Representatives from the hotel and tourism industries in Phuket, Phang Nga and Krabi have been predicting doom and gloom if the number of tourists coming to these areas does not pick up soon.

Cancellations have been high since the tsunami struck on December 26, and many businesses have said that they risked going under if the situation does not improve within the next couple of months at the latest.

The government has performed reasonably well in the aftermath of the tsunami, and will likely be rewarded for its vigorous response to the destruction with a very large number of votes in the February 6 general election.

That’s why it is so unfortunate that no one has not taken the time during the past week to sit down and take a saner and impartial look at the situation in the tsunami-damaged provinces from a strategic national point of view.

For some strange reason, it has so far been left to the Tourism Authority of Thailand (TAT) to carry out the important task of drawing up rehabilitation plansfor the affected areas. It should be remembered that the TAT is essentially a marketing organisation, and cannot be expected to think in holistic, national terns.

The tsunami has created an opportunity for the residents of Phuket, Krabi and Phang Nga, the tourism industry and the government – at both the local and national level – to take a hard look at the future of the area. They need to forge a consensus on what the future of the area should look like, whom development plans serve, what can be done to minimise corruption, what steps can be taken to protect the environment, what can be done to ensure an equitable income distribution, and so on. In short, a national strategy should be drawn up.

If the stakeholders don’t take this initiative, top-down decisions will be made – by Bangkok. We know already that the prime minister and his advisers think that the area should be geared towards high-income tourists and become a strategic economic centre. The idea has so far paused at that point without much further scrutiny.

Once some kind of vision for these three provinces can be agreed upon, then subsequent short-, medium- and long-term plans can be drawn up. The money is already available, deciding how to go about spending it will be the challenge. Still, there is an opportunity to move forward with the changes.
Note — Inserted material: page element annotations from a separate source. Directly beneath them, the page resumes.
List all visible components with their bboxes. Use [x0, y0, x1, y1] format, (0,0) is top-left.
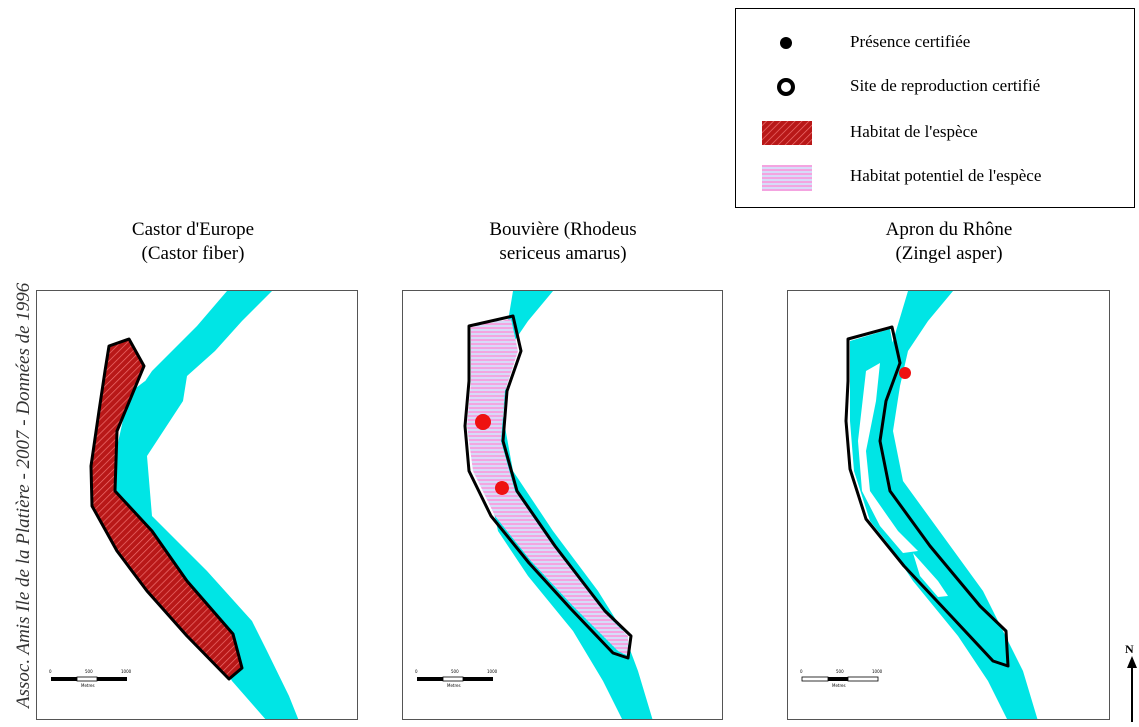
ring-icon [777, 78, 795, 96]
map-panel-apron: 0 500 1000 Metres [787, 290, 1110, 720]
river-water [113, 291, 299, 719]
map-panel-castor: 0 500 1000 Metres [36, 290, 358, 720]
scale-unit: Metres [832, 683, 846, 688]
presence-point [475, 414, 491, 430]
scale-bar: 0 500 1000 Metres [800, 669, 883, 688]
scale-unit: Metres [447, 683, 461, 688]
map-title-bouviere: Bouvière (Rhodeus sericeus amarus) [408, 218, 718, 266]
scale-unit: Metres [81, 683, 95, 688]
scale-tick: 500 [85, 669, 93, 674]
pink-hatch-swatch-icon [762, 165, 812, 191]
scale-tick: 500 [836, 669, 844, 674]
island-outline [844, 325, 1010, 668]
island-outline [463, 314, 633, 660]
scale-tick: 0 [49, 669, 52, 674]
legend-item-reproduction: Site de reproduction certifié [736, 71, 1134, 101]
map-apron: 0 500 1000 Metres [800, 291, 1038, 719]
map-title-apron: Apron du Rhône (Zingel asper) [794, 218, 1104, 266]
scale-tick: 1000 [487, 669, 498, 674]
legend-label: Habitat de l'espèce [850, 122, 978, 141]
north-label: N [1125, 642, 1134, 656]
red-hatch-swatch-icon [762, 121, 812, 145]
map-panel-bouviere: 0 500 1000 Metres [402, 290, 723, 720]
north-arrow: N [1125, 642, 1139, 722]
credit-text: Assoc. Amis Ile de la Platière - 2007 - … [13, 282, 34, 708]
scale-tick: 0 [415, 669, 418, 674]
legend-label: Habitat potentiel de l'espèce [850, 166, 1042, 185]
legend-label: Site de reproduction certifié [850, 76, 1041, 95]
scale-tick: 500 [451, 669, 459, 674]
legend-item-habitat: Habitat de l'espèce [736, 117, 1134, 147]
map-title-line2: (Castor fiber) [141, 243, 245, 264]
map-bouviere: 0 500 1000 Metres [415, 291, 653, 719]
map-castor: 0 500 1000 Metres [49, 291, 299, 719]
map-title-line2: sericeus amarus) [499, 243, 627, 264]
north-arrow-icon [1127, 656, 1137, 722]
map-title-castor: Castor d'Europe (Castor fiber) [38, 218, 348, 266]
island-outline [89, 337, 244, 681]
map-title-line1: Bouvière (Rhodeus [489, 219, 637, 240]
legend-item-presence: Présence certifiée [736, 27, 1134, 57]
scale-tick: 1000 [121, 669, 132, 674]
river-land-patches [858, 363, 948, 597]
river-secondary-arm [197, 526, 242, 596]
filled-dot-icon [780, 37, 792, 49]
presence-point [495, 481, 509, 495]
map-title-line1: Castor d'Europe [131, 219, 255, 240]
scale-tick: 1000 [872, 669, 883, 674]
map-title-line2: (Zingel asper) [895, 243, 1003, 264]
legend-label: Présence certifiée [850, 32, 971, 51]
legend-item-potential-habitat: Habitat potentiel de l'espèce [736, 161, 1134, 191]
scale-bar: 0 500 1000 Metres [49, 669, 132, 688]
scale-tick: 0 [800, 669, 803, 674]
map-title-line1: Apron du Rhône [885, 219, 1013, 240]
presence-point [899, 367, 911, 379]
map-legend: Présence certifiée Site de reproduction … [735, 8, 1135, 208]
scale-bar: 0 500 1000 Metres [415, 669, 498, 688]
Before the tsunami, many of the ideas that were floated for the area never made it past the idea stage.

In the short and medium terms, two issues stand out no matter what the long-term vision for Phuket, Phang Nga and Krabi will be. First, there is an opportunity to put in play some kind of rule – which should be strictly enforced – on sustaining the beaches and the general environment. This would require more than just a hard-and-fast set of laws; the participation of the concerned businesses is a must. Simply put, beaches should be left as clean and as empty as possible because this is what attracts tourists in the first place.

Some will be wary of the government’s tendency to favour big businesses, but it should be pointed out that a typical beach can be remain ideal and clean if there is just one or two hotels there with a natural monopoly to deter smaller businesses or even outside visitors from moving in. But this is surely not what the consensus would be because the social tensions surrounding such debates can be overwhelming. A lot more public participation will be required if equality and sustainability are to be achieved in place of exclusivity.

Second, an idea perhaps worth considering would be to make part of Khao Lak into a sanctuary similar to the one for Kanchanaburi’s death railway. This area could serve as a monument which tourists and locals alike could visit to pay respect to the victims of the tsunami as well as to enjoy the sunshine.

Everyone has to accept that this high-profile tourist area bears a permanent scar, so why not transform it into a place of remembrance? Otherwise, all we’ll have is more of the hard-sell, cut-throat pricing and marketing strategies that have for so long dominated other concerns.

In short, everyone would be better off by sitting down together and giving the entire situation a closer look. A good concept based on a broad consensus would put the affected provinces back on track at a much more sustainable pace than simply rushing to boost tourist numbers by hook or by crook.

Now all we need is someone to be put in charge of organising the whole thing.